16 Août

Salle des fêtes : Concert de clôture de l’académie de jazz 
 
Samedi après-midi le jazz club quittait sa vocation nocturne pour accueillir le concert de clôture des stagiaires de l’académie jazz. Comme à l’accoutumée la personnalité des professeurs s’est fait sentir dans les ateliers. Rythmique et senti pour V.Scarpa, brassé pour F Thuillier, écrit pour JC Cholet, ouvert pour H.Dupont, sensible pour P.Abraham, choisi pour PO Govin. 
Ce concert a permis de confirmer les bénéfices d’une grosse semaine de travail et de repérer ces jeunes pousses qui comme chaque année font preuve d’une maturité musicale étonnante. 
Un stage est-il pertinent dans un festival ? Indéniablement quand la culture s’accorde avec le tourisme et quand la musique rencontre le terroir. 
 
Off : Kaktus Groove Band 
 
Sans grand battage publicitaire, le public était nombreux devant le chapiteau pour écouter le Kaktus Groove Band. Cette formation est difficilement classable, entre fanfare, jazz et hip-hop. Ce mélange des genres plaît, et leur album se vend très bien. Les morceaux sont tous des compositions originales, les textes sont dans l’esprit Rap ou slam, l’influence de Grand Corps malade n’est pas loin. 
 
Espace Laurent Eynac (chapiteau) :
17 Hippies 
 
C’est un peu comme si ARTE avait décidé de produire une groupe de scène : culture franco-allemande et européenne, mélange des genres, sensibilités partagées avec le public, sentiments hédonistes. 
17 Hippies c’est plus un collectif qu’un groupe car chaque musicien est au service des mélodies, les rôles de leader changent, tour à tour chanteur ou accordéoniste, clarinettiste ou saxophoniste… 
Ce groupe atypique a entraîné un public de fans et de festivaliers curieux avec ses chansons véritablement européennes. La notion d’Europe est très importante pour eux et ils aimeraient participer à une culture musicale partagée. 

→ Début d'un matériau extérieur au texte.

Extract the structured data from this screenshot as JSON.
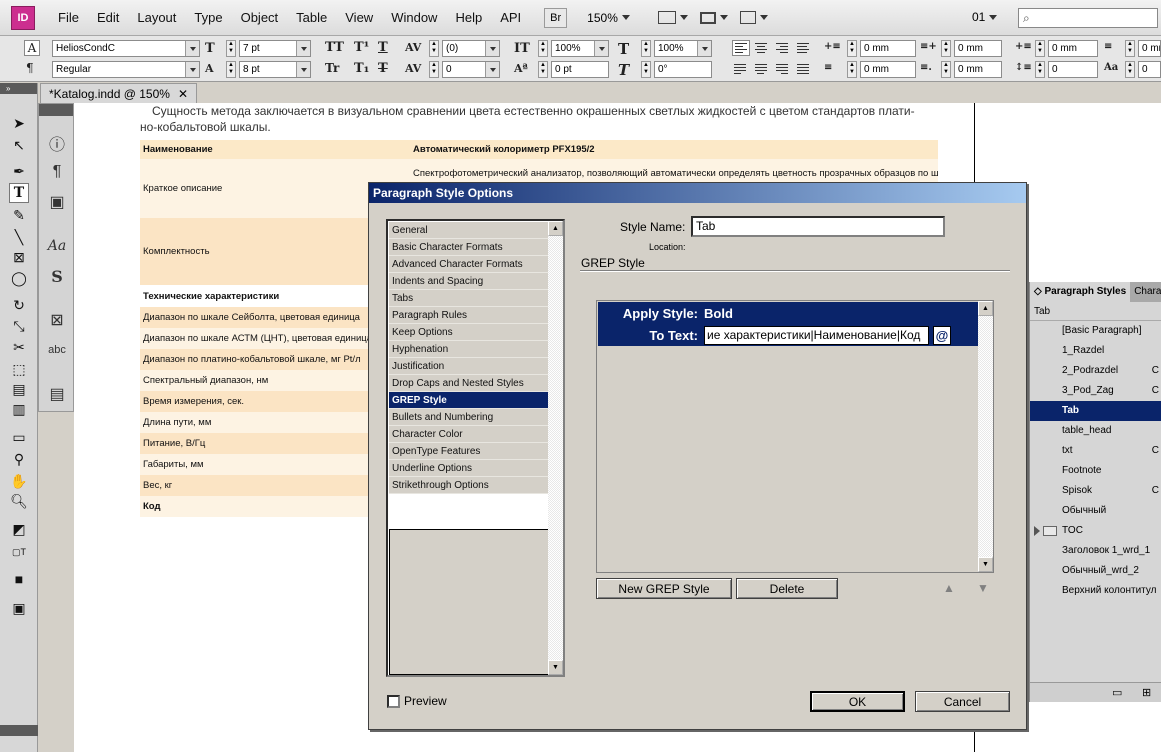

Leur musique est un mélange de thèmes de pays de l’est, de musique juive, de chansons. L’apparente facilité de leur prestation donne à l’ensemble une fraîcheur communicative. 
 
La Ruda en acoustique 
 
« Qu’importe le groupe, pourvu qu’on ait les cuivres », telle est la ligne artistique de la programmation. Des big-bands, du baroque, du funk, du hip-hop, de l’afro-beat, du zouk, de l’électro mais aussi de la chanson rock française. La RUDA en ACOUSTIQUE, nouvelle formule de cette bande de vieux briscards incontournables de la scène française a terminé magistralement la 20ème édition du festival « la musique des cuivres ». On sentait une certaine fébrilité en coulisse dans la section de cuivres. Il n’est pas si aisé pour un groupe de ce genre d’être programmé dans un lieu spécifiquement consacré aux cuivres. Mais la magie Ruda opère rapidement : lisibilité des phrases, efficacité des refrains et énergie rythmique. Le volume sonore rappelle celui de la Ruda ancienne formule : une formule acoustique oui, mais avec un beaucoup de son. Le chanteur confie après le concert avoir apprécié d’être programmé dans un tel lieu et que c’était un très bon concert… 
 
Fin de la musique des cuivres pour 2008, début de la musique des manitous, des camions, des balais pour retrouver la vocation initiale des lieux investis.